Mr. Tuku Morgan has been appointed chair of the entity set to oversee Auckland and Northland's water. Who appointed Mr. Morgan? Who is he accountable to? The Auditor-General has expressed his concern there is little accountability.


Here is the heart of the issue. New Zealand has been since 1853 a Westminster parliamentary democracy. Those who rule us are under the rule of law and accountable to us, the electorate.


Parliamentary democracy is fundamentally at odds with being governed in partnership by hereditary tribal leaders. It does not matter whether the Prime Minister calls it a partnership, co-governance or mahi tahi,(working together); it is incompatible with democracy.


New Zealand is not a democracy when one partner is accountable to the electorate and the other partner is not.


Even if the revisionists are right and some chiefs misunderstood the treaty they were signing, it is not a reason to abandon 170 years of parliamentary democracy.


The treaty granted rights not just to the chiefs but to all Maori. Article three of the treaty grants Maori full citizenship rights. Maori have had voting rights from the first election in 1853. To reinterpret the treaty as a partnership is to reduce everyone’s citizenship rights, including the citizenship rights granted to Maori.


No doubt it was galling to some chiefs to discover that the treaty means every Maori has an equal vote. The treaty is why no New Zealand court has ever upheld slavery. While it did not happen immediately, the treaty freed Maori who were slaves and gave them full citizenship including the right to vote.


Many Maori value their Article three citizenship rights. They do not want to be co-governed by Mr. Tuku Morgan and his fellow Iwi leaders.


Good on Chris Hipkins for holding a review of Labour’s policies. A top priority must be to decide whether Labour stands for democracy.


Here is my thought. No wonder my seven year old moko thinks white people are racist when our government judges him on his race.
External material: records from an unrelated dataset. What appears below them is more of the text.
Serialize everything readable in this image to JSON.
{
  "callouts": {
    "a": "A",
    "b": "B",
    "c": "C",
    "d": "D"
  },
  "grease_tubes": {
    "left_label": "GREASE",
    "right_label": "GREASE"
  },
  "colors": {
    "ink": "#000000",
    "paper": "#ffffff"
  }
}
Why not a New Zealand where what is most important about my moko and I is not our different tribes, which is no business of the government, but us as individuals?


It is a powerful message to send to all seven year olds. One person, one vote, values us all equally.



The Honourable Richard Prebble CBE is a former member of the New Zealand Parliament. Initially a member of the Labour Party, he joined the newly formed ACT New Zealand party under Roger Douglas in 1996, becoming its leader from 1996 to 2004.